Recently, I was in a situation that truly impressed on my heart just how important it is to stop and intentionally ask the people in my social milieu and workplace the simple question, “How are you?”

At a recent church function, a woman who is a longtime acquaintance came up to me and expressed her loving concern for my predicament as I hobbled along.  For the fifth time that night, I had to explain myself, and I was getting a little tired of my on-going narrative.  I gave her the 60-second version of my story.  Knowing she was a nurse, I mentioned how wonderful it is to have great people like her in healthcare to suffer with the likes of me! As I thanked her for loving concern, I wondered aloud with her, how many people in this room with us have hurts and burdens that we cannot see… and if anyone rushed up to them to ask how they are doing?

At that moment, my friend’s eyes grew wide. She dabbed at a tear as she pushed back her glasses. So I asked the obvious: how are you? And then I listened. We talked together for the rest of the night about a very painful family situation. I offered my own concern and support.

Look, I’m no saint, and I can’t say for sure, but I wonder if I did not give this person an opening to share, would she have had anyone else there that night that might have listened? Again, I don’t know. It was a buzzing church fellowship setting with lots of normal chitchat.

Still, I wonder if my cast provided a natural opening for her to come and talk with me? Again, I don’t know. But I do know that now this woman’s situation is the focus of my prayers and my ongoing concern.

Pausing to reflect, it occurs to me just how often I am as dense as an iceberg; I fail to stop and ask this very simple question…  how are you? I need to do that more, and, more importantly, I must pause to wait for the response.

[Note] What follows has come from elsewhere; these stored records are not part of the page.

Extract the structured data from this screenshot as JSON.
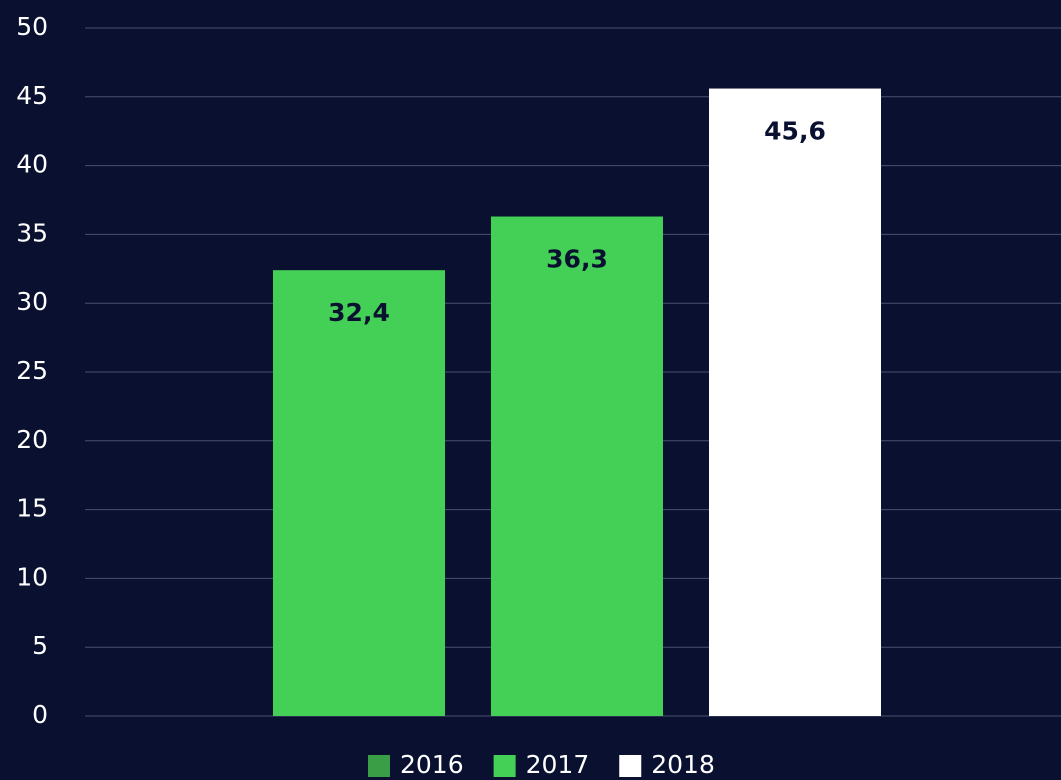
{
  "chart_data": {
    "type": "bar",
    "categories": [
      null,
      null,
      null
    ],
    "values": [
      32.4,
      36.3,
      45.6
    ],
    "value_labels": [
      "32,4",
      "36,3",
      "45,6"
    ],
    "colors": [
      "#44cf56",
      "#44cf56",
      "#ffffff"
    ],
    "legend": [
      {
        "name": "2016",
        "color": "#3a9e46"
      },
      {
        "name": "2017",
        "color": "#44cf56"
      },
      {
        "name": "2018",
        "color": "#ffffff"
      }
    ],
    "ylim": [
      0,
      50
    ],
    "yticks": [
      0,
      5,
      10,
      15,
      20,
      25,
      30,
      35,
      40,
      45,
      50
    ],
    "grid": true,
    "legend_position": "bottom"
  }
}
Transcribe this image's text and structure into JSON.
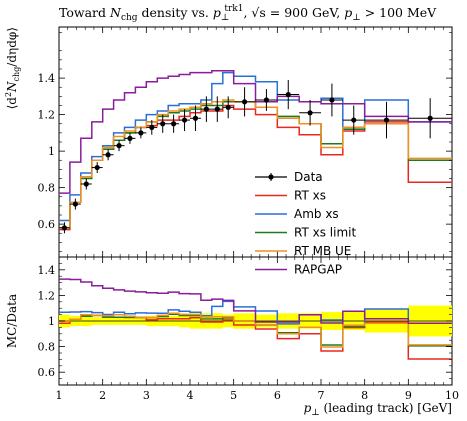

I’ve found this sage advice to be helpful:

Human being are very much like icebergs -- we only see a small portion of them, and nothing of the hidden currents which drag them this way and that.

I fancy we would not sit and judge our neighbor so frequently as we do, did we but ponder well over the small amount of data we possess.  We perceive only the external act, but nothing of the motive activating it.

--- Fr. David McAstocker, SJ

Finally, over the years, I have found that there is one more leading question that never fails to get a response:  Is there anything you would like me to pray for? (Try it yourself and see what happens. And then, of course, we must follow through on what we hear.)

At the moment, I have a visible disability and a situation that people notice right away. That won’t always be the case.

Still, I’m praying for the grace to be more sensitive toward others, and less in a rush. I hope to remember that sometimes the worst hurts and pains are the ones we cannot see.